The Yen has weakened significantly against the dollar in recent sessions as perceived paths of interest rates diverged amid strong US PPI and doubts around a rate cut in September.
“The USD/JPY pair has experienced a significant movement in recent trading sessions, climbing more than 150 pips from its three-week low of 146.220 before retreating today to trade around 147.151, driven by a combination of economic factors that have brought the U.S. and Japanese economies closer together,” said Rania Gule, Senior Market Analyst at XS.com.
“In my view, what occurred is not merely a short-term speculative rebound but rather reflects shifts in monetary policy expectations for both countries, within a changing global inflation environment and renewed debate over interest rate paths.”
“Recent U.S. data played a crucial role in boosting demand for the dollar, with July’s Producer Price Index coming in well above expectations, marking the largest monthly increase since June 2022. This has reignited the belief that price pressures in the U.S. have not yet receded enough to justify a rapid easing of monetary policy. From an economic perspective, this suggests the Federal Reserve may be compelled to keep interest rates higher for longer and could slow the pace of monetary easing that markets had begun to anticipate. In my opinion, this reading increases the likelihood of repricing the U.S. yield curve to higher levels, boosting the dollar’s appeal against the yen and other low-yielding currencies.”

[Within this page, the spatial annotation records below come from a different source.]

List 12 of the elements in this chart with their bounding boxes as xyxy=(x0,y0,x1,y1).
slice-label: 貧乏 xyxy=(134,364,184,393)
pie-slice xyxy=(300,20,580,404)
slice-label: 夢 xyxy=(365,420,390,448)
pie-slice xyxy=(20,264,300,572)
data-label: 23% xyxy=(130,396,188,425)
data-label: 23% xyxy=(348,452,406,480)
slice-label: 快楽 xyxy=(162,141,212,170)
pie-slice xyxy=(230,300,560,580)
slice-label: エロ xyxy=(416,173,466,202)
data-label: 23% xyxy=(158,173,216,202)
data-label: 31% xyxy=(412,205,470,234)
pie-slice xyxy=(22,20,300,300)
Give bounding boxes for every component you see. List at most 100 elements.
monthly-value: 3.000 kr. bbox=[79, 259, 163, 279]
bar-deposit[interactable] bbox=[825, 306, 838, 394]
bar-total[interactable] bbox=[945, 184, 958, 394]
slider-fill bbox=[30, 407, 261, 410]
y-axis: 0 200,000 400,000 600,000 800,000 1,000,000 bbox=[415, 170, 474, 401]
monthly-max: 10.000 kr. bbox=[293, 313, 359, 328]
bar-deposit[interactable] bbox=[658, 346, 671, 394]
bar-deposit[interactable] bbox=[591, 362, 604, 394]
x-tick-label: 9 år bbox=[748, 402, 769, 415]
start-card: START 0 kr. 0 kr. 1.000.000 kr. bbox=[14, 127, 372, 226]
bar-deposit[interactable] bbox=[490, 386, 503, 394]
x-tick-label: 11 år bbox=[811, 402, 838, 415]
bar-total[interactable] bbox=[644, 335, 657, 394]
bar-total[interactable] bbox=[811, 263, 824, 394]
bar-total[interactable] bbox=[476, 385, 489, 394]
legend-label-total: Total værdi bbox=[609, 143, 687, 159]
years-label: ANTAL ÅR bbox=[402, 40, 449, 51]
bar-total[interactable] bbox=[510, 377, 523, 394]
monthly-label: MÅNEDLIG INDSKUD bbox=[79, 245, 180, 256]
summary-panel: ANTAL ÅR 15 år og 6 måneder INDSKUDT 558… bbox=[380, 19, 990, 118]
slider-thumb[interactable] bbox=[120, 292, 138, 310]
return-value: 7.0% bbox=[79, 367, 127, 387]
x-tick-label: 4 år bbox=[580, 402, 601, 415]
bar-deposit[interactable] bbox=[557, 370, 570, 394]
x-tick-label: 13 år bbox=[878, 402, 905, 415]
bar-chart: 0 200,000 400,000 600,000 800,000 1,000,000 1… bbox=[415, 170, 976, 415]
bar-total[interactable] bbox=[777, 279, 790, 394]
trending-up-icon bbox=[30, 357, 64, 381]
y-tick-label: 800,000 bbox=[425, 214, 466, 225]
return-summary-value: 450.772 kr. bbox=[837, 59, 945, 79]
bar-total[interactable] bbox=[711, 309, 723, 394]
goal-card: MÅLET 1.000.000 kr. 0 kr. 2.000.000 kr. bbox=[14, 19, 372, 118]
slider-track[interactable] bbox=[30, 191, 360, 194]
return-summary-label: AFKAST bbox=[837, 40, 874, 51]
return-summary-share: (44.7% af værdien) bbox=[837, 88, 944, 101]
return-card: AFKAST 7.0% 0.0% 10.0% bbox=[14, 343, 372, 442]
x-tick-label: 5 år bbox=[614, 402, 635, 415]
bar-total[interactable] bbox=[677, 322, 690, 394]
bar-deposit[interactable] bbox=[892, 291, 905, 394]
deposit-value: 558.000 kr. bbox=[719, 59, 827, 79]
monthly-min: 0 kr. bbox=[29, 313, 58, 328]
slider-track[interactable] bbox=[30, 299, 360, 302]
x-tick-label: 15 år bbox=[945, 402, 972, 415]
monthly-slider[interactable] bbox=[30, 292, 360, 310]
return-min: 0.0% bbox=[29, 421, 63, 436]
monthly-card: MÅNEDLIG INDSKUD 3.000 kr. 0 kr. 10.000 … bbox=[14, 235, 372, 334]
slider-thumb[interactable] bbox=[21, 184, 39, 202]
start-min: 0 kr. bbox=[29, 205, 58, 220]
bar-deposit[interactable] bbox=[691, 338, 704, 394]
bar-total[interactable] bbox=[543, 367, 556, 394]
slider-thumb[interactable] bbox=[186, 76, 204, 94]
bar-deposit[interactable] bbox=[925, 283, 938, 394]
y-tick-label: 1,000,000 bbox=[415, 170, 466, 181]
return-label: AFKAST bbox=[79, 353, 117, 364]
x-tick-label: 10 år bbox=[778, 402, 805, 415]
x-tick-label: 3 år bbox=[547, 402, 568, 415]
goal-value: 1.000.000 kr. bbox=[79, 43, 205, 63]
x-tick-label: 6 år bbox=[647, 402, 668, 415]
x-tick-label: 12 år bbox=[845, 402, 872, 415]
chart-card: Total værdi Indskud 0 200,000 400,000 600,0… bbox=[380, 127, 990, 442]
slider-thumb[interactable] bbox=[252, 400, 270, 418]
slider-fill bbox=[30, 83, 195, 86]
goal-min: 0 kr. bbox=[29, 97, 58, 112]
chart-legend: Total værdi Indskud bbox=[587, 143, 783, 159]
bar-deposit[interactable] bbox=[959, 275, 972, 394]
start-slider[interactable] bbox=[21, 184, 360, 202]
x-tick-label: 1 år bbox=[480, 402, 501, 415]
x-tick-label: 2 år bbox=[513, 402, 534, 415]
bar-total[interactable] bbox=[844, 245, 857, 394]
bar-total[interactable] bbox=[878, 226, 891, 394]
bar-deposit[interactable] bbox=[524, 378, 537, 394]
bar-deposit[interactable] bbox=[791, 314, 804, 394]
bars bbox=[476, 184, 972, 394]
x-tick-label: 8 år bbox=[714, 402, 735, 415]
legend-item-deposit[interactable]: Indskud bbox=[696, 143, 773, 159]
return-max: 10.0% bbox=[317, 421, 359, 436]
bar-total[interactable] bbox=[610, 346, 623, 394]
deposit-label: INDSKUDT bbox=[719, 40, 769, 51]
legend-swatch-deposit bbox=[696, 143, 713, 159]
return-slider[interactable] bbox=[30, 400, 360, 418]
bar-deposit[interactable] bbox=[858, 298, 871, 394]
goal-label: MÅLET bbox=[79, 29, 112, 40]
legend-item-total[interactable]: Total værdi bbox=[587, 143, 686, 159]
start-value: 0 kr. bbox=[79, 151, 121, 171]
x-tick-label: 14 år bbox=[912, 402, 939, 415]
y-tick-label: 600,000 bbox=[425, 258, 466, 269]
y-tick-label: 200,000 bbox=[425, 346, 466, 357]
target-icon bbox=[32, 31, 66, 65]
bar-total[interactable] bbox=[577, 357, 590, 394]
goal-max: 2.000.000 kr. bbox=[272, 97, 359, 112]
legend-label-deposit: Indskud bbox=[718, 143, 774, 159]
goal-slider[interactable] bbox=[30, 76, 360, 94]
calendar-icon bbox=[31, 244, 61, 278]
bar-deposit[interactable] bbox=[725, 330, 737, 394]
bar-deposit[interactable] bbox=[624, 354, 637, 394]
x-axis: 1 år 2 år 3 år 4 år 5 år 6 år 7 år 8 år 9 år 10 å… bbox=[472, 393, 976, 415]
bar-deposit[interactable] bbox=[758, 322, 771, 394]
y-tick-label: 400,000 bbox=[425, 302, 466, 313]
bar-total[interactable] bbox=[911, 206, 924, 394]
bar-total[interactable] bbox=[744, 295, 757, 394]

Gule concluded that the dollar remains in the driving seat for the pair in the short term.
“In my opinion, the market is presently in a sensitive phase, with prices caught between a U.S. economy strong enough to support the dollar and the possibility of a Japanese policy shift that could later give the yen a boost,” Gule said.
“I believe that in the short term, the advantage still lies with the dollar as long as expectations for high U.S. rates persist, but any official indication from the BOJ about a rate hike could quickly alter the balance.”